# Help! Need strawberry filling for outdoor cake



## natie (Apr 6, 2005)

Hi! I'm a newbie and need some help. I'll be making a tiered cake with strawberry filling and covered with Wilton's buttercream. It will be an outdoor cake and will sit under shade for 4 - 5 hours before it is eaten. Does anyone have a recipe for a strawberry filling that can stay out that long without refrigeration? I tried the sleeve ones and I am not too happy about the taste.....does anyone have a recipe I can make? or ideas? Preferably with sliced berries added?  

Thanks, Natie


----------



## valerie walton (Mar 7, 2005)

What I would do is one of two things.
sweeten strawberries to taste then get strawberry glaze or unflavored jello and mix hot as it is made put strawberries in jello drain then spred on room temp or warm cake let cool in refrigerator to set.


----------



## momoreg (Mar 4, 2000)

Strawberry preserves, accompanied by fresh strawberries wil last a very long time. It's simple, light, and tasty.

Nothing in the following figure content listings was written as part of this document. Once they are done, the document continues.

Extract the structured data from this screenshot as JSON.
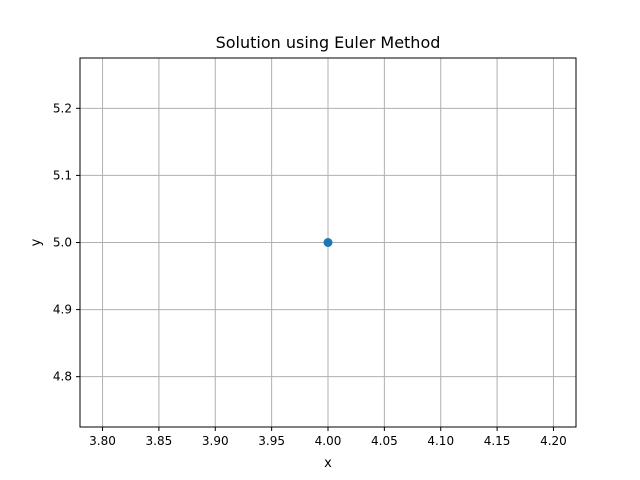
{
  "chart_data": {
    "type": "scatter",
    "title": "Solution using Euler Method",
    "xlabel": "x",
    "ylabel": "y",
    "xlim": [
      3.78,
      4.22
    ],
    "ylim": [
      4.725,
      5.275
    ],
    "xticks": [
      "3.80",
      "3.85",
      "3.90",
      "3.95",
      "4.00",
      "4.05",
      "4.10",
      "4.15",
      "4.20"
    ],
    "yticks": [
      "4.8",
      "4.9",
      "5.0",
      "5.1",
      "5.2"
    ],
    "grid": true,
    "series": [
      {
        "x": [
          4.0
        ],
        "y": [
          5.0
        ],
        "color": "#1f77b4",
        "marker": "o"
      }
    ]
  }
}
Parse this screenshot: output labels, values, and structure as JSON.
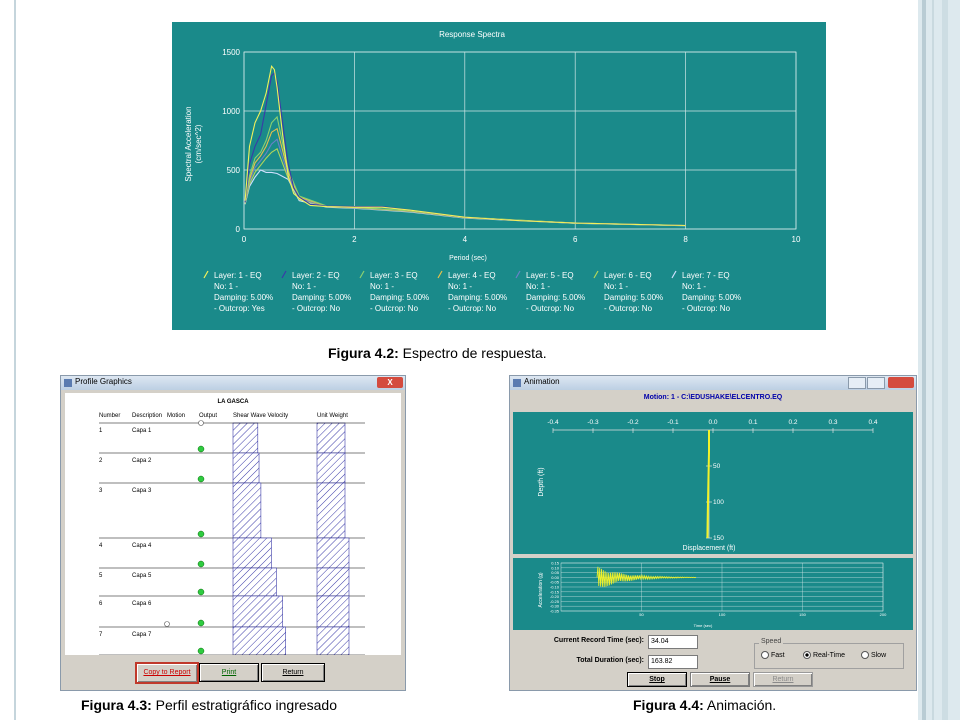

Stay away from anything with whipped cream if it's outside for a long time.


----------



## natie (Apr 6, 2005)

Thank you Momoreg for taking the time to reply. It is just what I was looking, for but was not sure about. Have a wonderful day!!!
Natie


----------



## natie (Apr 6, 2005)

for your reply. I will make note of the jello next time I have to do an indoor cake that needs refrigeration. Have a great day!!!
Natie


----------